Keempat siswa tersebut yakni Meisi Permatasari, Fikri Wibowo, Aluna Khaerunisa dan Qolby Khoir saling bertukar gagasan untuk menciptakan Alarm Anti Maling ini.

“Aku sering liat diberita sekarang banyak maling, ini yang jadi inspirasi aku kenapa ciptain alarm anti maling. Bikin ini aku sama temen-temen searching juga di google dan bisa dua hari sudah jadi,” tutur Meisi.

Bentuk alarm anti maling ini, Meisi bersama temannya hanya membutuhkan barang-barang sederahana, seperti kabel, baterai, klip dan sterefoam. Adapun, dasar kerja alarm anti maling ini lebih memaksimalkan tenaga listrik.

“Jadi cara kerjanya itu pertama ketika pintu dibuka klip yang ada di belakang pintu akan saling bersentuhan dan rangkaian menjadi tertutup.

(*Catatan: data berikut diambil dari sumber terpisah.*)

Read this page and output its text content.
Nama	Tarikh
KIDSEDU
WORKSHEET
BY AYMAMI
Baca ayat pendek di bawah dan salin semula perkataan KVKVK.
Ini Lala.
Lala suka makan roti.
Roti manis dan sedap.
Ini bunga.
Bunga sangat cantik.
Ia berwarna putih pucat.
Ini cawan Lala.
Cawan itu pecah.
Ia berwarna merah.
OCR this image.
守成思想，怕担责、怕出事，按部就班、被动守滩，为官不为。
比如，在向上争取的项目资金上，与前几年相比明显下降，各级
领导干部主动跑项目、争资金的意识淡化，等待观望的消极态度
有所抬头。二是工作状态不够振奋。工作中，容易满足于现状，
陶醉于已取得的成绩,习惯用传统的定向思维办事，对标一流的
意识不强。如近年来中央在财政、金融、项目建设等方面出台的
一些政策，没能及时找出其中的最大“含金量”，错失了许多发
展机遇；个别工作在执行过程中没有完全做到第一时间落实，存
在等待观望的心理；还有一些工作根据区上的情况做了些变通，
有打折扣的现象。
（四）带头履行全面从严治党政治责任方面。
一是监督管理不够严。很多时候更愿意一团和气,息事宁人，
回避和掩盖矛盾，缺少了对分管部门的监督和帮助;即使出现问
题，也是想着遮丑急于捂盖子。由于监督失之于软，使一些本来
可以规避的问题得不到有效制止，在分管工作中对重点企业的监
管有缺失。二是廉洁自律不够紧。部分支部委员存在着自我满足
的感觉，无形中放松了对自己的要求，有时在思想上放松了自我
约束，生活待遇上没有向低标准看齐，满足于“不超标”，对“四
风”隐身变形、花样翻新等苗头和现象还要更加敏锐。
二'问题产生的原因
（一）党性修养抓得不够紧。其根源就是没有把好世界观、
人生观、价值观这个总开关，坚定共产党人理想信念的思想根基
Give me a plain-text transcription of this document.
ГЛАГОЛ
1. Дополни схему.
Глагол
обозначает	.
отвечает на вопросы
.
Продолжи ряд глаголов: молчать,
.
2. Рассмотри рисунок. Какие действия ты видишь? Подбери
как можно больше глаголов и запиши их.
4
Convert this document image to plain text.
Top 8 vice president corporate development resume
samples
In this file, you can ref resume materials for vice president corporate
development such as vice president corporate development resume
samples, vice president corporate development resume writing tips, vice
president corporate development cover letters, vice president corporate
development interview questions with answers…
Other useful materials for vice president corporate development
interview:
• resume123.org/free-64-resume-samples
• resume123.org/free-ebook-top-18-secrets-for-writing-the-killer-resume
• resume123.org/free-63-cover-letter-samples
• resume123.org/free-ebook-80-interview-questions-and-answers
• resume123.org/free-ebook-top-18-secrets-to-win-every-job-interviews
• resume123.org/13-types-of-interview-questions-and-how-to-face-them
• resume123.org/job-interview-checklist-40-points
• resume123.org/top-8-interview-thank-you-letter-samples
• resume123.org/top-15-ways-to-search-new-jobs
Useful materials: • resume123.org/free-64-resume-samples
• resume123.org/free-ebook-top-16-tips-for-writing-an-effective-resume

Kemudian, listrik pun mengalir dan berubah menjadi energi bunyi pada buzzer. Terakhir, perubahan energi yang terjadi pada alarm ini adalah energi kimia menjadi listrik, lalu menjadi energi bunyi,” terang Meisi secara detail.

Meski hanya memakan waktu dua hari untuk membuatnya. Meisi dan temannya, selalu mendapat kendala dan terus berdiskusi untuk mengatasi kendala itu.

“Yang sering itu, kabelnya putus. Akhirnya kita cari akal biar gak putus kabelnya dan dikasih masukan juga dari guru-guru,” ucapnya.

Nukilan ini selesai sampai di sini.